Reliability of lithium-ion (Li-ion) rechargeable batteries has been recognized as of high importance from a broad range of stakeholders, including manufacturers of battery-powered devices, regulatory agencies, researchers and the general public. Failures of Li-ion batteries could result in enormous economic losses and catastrophic events. To enable early identification and resolution of reliability issues and proactive prevention of failures, it is important to be able to diagnose, in a quantitative manner, degradation mechanisms of individual battery cells while the cells are in operation. This paper proposes a methodological framework for on-board quantitative analysis of degradation mechanisms of Li-ion battery using differential voltage analysis.
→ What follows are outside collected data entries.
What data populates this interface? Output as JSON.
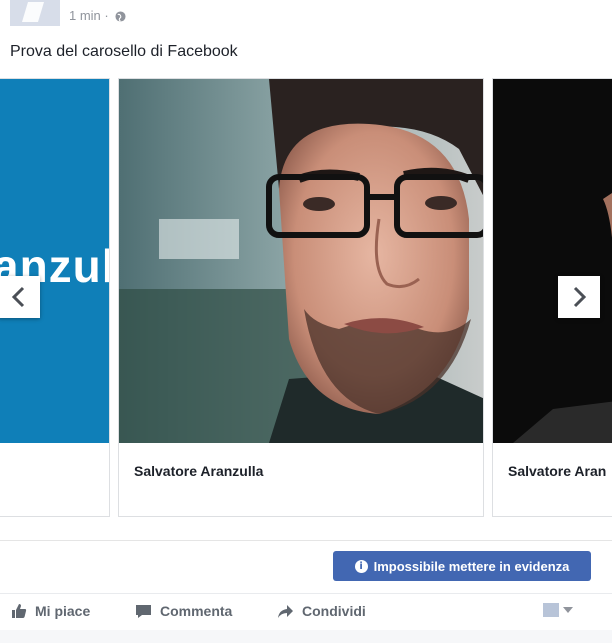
{
  "post": {
    "time": "1 min",
    "privacy_icon": "globe-icon",
    "text": "Prova del carosello di Facebook"
  },
  "carousel": {
    "cards": [
      {
        "title": "",
        "image_text": "anzul"
      },
      {
        "title": "Salvatore Aranzulla"
      },
      {
        "title": "Salvatore Aran"
      }
    ],
    "prev_icon": "chevron-left-icon",
    "next_icon": "chevron-right-icon"
  },
  "boost": {
    "icon": "info-icon",
    "label": "Impossibile mettere in evidenza",
    "color": "#4267b2"
  },
  "actions": {
    "like": "Mi piace",
    "comment": "Commenta",
    "share": "Condividi"
  }
}
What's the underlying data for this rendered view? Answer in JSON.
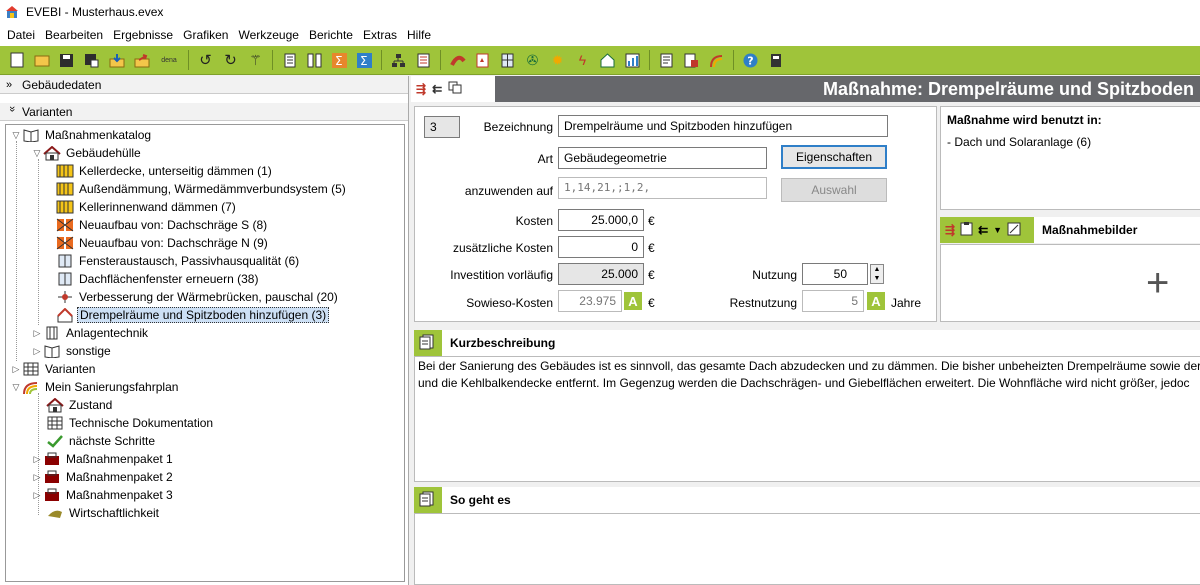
{
  "window": {
    "title": "EVEBI - Musterhaus.evex"
  },
  "menu": [
    "Datei",
    "Bearbeiten",
    "Ergebnisse",
    "Grafiken",
    "Werkzeuge",
    "Berichte",
    "Extras",
    "Hilfe"
  ],
  "toolbar": {
    "dena_label": "dena"
  },
  "left": {
    "headers": {
      "gebaeudedaten": "Gebäudedaten",
      "varianten": "Varianten"
    },
    "tree": {
      "katalog": "Maßnahmenkatalog",
      "huelle": "Gebäudehülle",
      "items": [
        "Kellerdecke, unterseitig dämmen (1)",
        "Außendämmung, Wärmedämmverbundsystem (5)",
        "Kellerinnenwand dämmen (7)",
        "Neuaufbau von: Dachschräge S (8)",
        "Neuaufbau von: Dachschräge N (9)",
        "Fensteraustausch, Passivhausqualität (6)",
        "Dachflächenfenster erneuern (38)",
        "Verbesserung der Wärmebrücken, pauschal (20)",
        "Drempelräume und Spitzboden hinzufügen (3)"
      ],
      "anlagentechnik": "Anlagentechnik",
      "sonstige": "sonstige",
      "varianten": "Varianten",
      "fahrplan": "Mein Sanierungsfahrplan",
      "fahrplan_items": [
        "Zustand",
        "Technische Dokumentation",
        "nächste Schritte",
        "Maßnahmenpaket 1",
        "Maßnahmenpaket 2",
        "Maßnahmenpaket 3",
        "Wirtschaftlichkeit"
      ]
    }
  },
  "header": {
    "title": "Maßnahme: Drempelräume und Spitzboden"
  },
  "form": {
    "id": "3",
    "bezeichnung_label": "Bezeichnung",
    "bezeichnung": "Drempelräume und Spitzboden hinzufügen",
    "art_label": "Art",
    "art": "Gebäudegeometrie",
    "eigenschaften": "Eigenschaften",
    "anzuwenden_label": "anzuwenden auf",
    "anzuwenden": "1,14,21,;1,2,",
    "auswahl": "Auswahl",
    "kosten_label": "Kosten",
    "kosten": "25.000,0",
    "zus_label": "zusätzliche Kosten",
    "zus": "0",
    "invest_label": "Investition vorläufig",
    "invest": "25.000",
    "sowieso_label": "Sowieso-Kosten",
    "sowieso": "23.975",
    "nutzung_label": "Nutzung",
    "nutzung": "50",
    "rest_label": "Restnutzung",
    "rest": "5",
    "jahre": "Jahre",
    "euro": "€",
    "badge": "A"
  },
  "usedin": {
    "title": "Maßnahme wird benutzt in:",
    "items": [
      "- Dach und Solaranlage (6)"
    ]
  },
  "images": {
    "title": "Maßnahmebilder",
    "plus": "+"
  },
  "kurz": {
    "title": "Kurzbeschreibung",
    "line1": "Bei der Sanierung des Gebäudes ist es sinnvoll, das gesamte Dach abzudecken und zu dämmen. Die bisher unbeheizten Drempelräume sowie der S",
    "line2": "und die Kehlbalkendecke entfernt. Im Gegenzug werden die Dachschrägen- und Giebelflächen erweitert. Die Wohnfläche wird nicht größer, jedoc"
  },
  "how": {
    "title": "So geht es"
  },
  "colors": {
    "accent": "#9fc43a",
    "title_bar": "#66676b"
  }
}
In the framework, the task of on-board degradation analysis is decomposed into two phases: 1) offline high precision characterization of half-cell differential voltage (dV/dQ) behavior, which collects high precision voltage (V) and capacity (Q) data from positive and negative electrode half-cells; and 2) online (on-board) quantitative analysis of degradation mechanisms, which adopts recursive Bayesian filtering to online estimate degradation parameters based on measurement of full-cell dV/dQ curve. These degradation parameters quantify the degrees of degradation from the mechanisms. Simulation results obtained from LiCoO2/graphite Li-ion cells verify the effectiveness of the proposed framework in online estimation of the degradation parameters.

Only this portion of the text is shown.